MAVI Sets the Stage for a Soul-Bearing Masterclass with His End of the Earth EP

With spotlights shining on rappers  like MIKE and AKAI SOLO, NYC based rising stars of a burgeoning lo-fi poet MC movement in Hip-Hop, one of the scene’s most prolific and honest lyricists is coming straight out of Charlotte: MAVI. The young artist recently blessed streaming platforms with End of the Earth a five-track appetizer for his upcoming album Shango, slated for release in 2021. This intermediary gesture, however, is more than enough to hold us over. The prodigiousness he displays as a wordsmith and storyteller provides ample reason to keep our eyes peeled for his inevitable upward trajectory as an artist and forward thinker. 

The senior at Howard attained notoriety for his appearance on Earl Sweatshirt’s Feet of Clay in 2019, spitting the introductory verse on “EL TORO COMBO MEAL.” On this track the pair demonstrate a mastery of the tormented cadence prominent in their discographies—prioritizing stream of consciousness vulnerability over punchline enunciation. The cosign was punctuated by Earl’s production credit on MAVI’s debut album in the same year, let the sun talk. His flows on this new EP employ his trademark delivery with an even more composed and refined approach. 

For starters, Mavi’s production selection is significantly less spacious than the lo-fi pianos chords riddled throughout his other releases. These beats prompted focused, rapid-fire confessions and rendered those crooning moments even more impactful. The mixing favors MAVI’s voice as to not encumber his pen game, and his vocal rasp nearly borders on ASMR. This creep towards conventional rap tempos culminates in the middle track “METHODS”, which is composed by Nephew Hesh, the sole returner from his first album. The beat boasts an 808 kickdrum and is the closest the young bard comes to a tried and true banger.  The song’s narrative aligns with the sonic backdrop, regaling themes of the cognitive dissonance posed by nature. These themes show up in the form of the sinful influence of his environment and peers, and are nurtured by counsel from his computer programmer father and educational prospects. MAVI intricately spits, “What it was, ain’t bring a pencil to school look how I wrote/ Not a thug, raised with a father who taught me how to clutch,” revealing his precocious self-awareness and wisdom in navigating this seemingly conflicted messaging. He rectifies this with a fatalistic take on his innate talents and resolves to accept his role as a community leader rapping,“Ultimately the trident his they in love with the wave/ Ultimately this entire shit my governance mayor.”

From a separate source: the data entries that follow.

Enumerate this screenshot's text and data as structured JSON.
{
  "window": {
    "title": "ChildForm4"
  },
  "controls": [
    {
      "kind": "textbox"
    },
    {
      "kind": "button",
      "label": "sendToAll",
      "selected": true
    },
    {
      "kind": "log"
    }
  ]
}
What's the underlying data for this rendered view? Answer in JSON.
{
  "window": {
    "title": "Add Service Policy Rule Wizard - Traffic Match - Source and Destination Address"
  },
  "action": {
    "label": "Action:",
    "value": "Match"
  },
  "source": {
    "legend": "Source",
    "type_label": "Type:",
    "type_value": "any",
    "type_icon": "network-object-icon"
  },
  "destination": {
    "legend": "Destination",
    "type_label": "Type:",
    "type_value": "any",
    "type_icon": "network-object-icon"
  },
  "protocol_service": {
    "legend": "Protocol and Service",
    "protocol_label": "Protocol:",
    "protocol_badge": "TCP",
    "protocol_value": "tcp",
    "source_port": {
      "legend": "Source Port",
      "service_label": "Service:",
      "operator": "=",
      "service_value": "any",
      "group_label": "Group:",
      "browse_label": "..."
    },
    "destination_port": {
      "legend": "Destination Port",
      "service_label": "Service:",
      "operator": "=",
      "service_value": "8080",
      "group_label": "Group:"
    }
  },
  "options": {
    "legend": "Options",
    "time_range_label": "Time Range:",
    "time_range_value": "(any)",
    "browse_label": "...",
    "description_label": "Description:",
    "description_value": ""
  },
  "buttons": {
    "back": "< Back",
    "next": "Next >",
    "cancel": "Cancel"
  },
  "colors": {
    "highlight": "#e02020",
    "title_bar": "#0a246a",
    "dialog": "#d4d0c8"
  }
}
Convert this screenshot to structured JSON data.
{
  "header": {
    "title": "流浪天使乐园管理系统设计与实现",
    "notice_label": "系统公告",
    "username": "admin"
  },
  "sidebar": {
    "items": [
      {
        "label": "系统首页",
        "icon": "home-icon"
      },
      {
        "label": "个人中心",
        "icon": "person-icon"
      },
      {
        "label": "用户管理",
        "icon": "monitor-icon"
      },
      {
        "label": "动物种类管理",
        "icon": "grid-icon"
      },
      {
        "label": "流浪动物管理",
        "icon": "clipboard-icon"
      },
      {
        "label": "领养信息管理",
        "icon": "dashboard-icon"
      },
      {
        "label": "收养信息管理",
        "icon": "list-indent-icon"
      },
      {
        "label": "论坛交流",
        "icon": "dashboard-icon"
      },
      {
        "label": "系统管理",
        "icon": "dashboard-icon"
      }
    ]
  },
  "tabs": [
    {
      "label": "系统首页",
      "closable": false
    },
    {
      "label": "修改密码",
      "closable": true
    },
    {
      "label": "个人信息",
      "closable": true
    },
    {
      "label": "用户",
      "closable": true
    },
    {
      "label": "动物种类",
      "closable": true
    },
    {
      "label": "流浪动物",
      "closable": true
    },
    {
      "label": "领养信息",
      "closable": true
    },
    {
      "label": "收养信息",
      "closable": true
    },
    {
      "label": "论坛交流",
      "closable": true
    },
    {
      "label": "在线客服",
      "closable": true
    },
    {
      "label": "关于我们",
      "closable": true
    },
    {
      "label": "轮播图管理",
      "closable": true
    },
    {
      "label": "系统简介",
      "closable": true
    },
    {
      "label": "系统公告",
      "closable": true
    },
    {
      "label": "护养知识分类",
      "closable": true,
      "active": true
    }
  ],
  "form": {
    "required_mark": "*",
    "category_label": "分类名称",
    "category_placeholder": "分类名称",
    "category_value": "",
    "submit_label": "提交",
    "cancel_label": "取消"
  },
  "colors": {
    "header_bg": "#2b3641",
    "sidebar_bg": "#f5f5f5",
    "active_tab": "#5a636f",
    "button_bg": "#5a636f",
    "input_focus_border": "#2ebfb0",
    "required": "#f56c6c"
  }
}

This song also possesses one of MAVI’s many timely uses of repetition such as, “Ion condone but…” driving home his empathy. These glimmers of simplicity help decipher the complex lamentations throughout the tape and provide refreshing emphasis for a rapper who shies away from conventional song structure. The most captivating instance of repetition occurs in the opening track “TIME TRAVEL”, which frames the collective struggle of Black people as an agent of temporal compression and reinforced heritage that has been part of the Diaspora’s lineage since we first touched down in Jamestown. The line “This that skin you travel time through/ that ginger juice fronto/ Journalism gonzo, us herded in the Apollo,” hits particularly hard when understanding how universal the concept of the Apollo Theater is to Black people across America . The refrains on the project merely scratch the surface of lyrical richness, but they are all reliable and rhythmic encapsulations. 

From the cover to the rhymes therein, MAVI pays homage to beloved poet Shel Silverstein, whose work “Where the Sidewalk Ends” inspired the title and album art. Shel is an author adept at conjoining words to craft dark and chilling tales with a whimsical lilt, and MAVI clearly has a similar penchant for the foreboding yet inviting world of storytelling. MAVI evades the need for blunt imagery to convey his pain—he is a rare aberration to the “show don’t tell” rule, and I find him more than deserving to wield this nostalgic mantle. Some of his most cutting lines are whispered castaways, such as the concluding lines on the sleeper track “LIFE WE LIVE” where he mumbles “Ion know if hills got eyes but sure know pills do/Million just in Gifts from god they picking up mildew/Still alive I just don’t feel it.” On a track detailing the sense of inadequacy in his school/musician balance, this appears to be a truth so dear he struggles to articulate it clearly.  The technical proficiency of MAVI’s schemes superimposed onto a cavern of meaning makes his style enjoyable on multiple depths of engagement. 

As a lyric interpretation hobbyist, I personally cannot get enough of his ability to weave his personal interactions into the larger quilt of Black liberation, a prevailing theme in his discography and an end-goal that operates on several scales. I also find his candor about the gradual osmosis of “professional rapper” into his identity particularly touching, since honing the power of one’s artistic voice is sometimes a leap of faith. If this brief exhibition is his warm-up for Shango, I am gearing up for a long day of appreciation and awe on genius.com.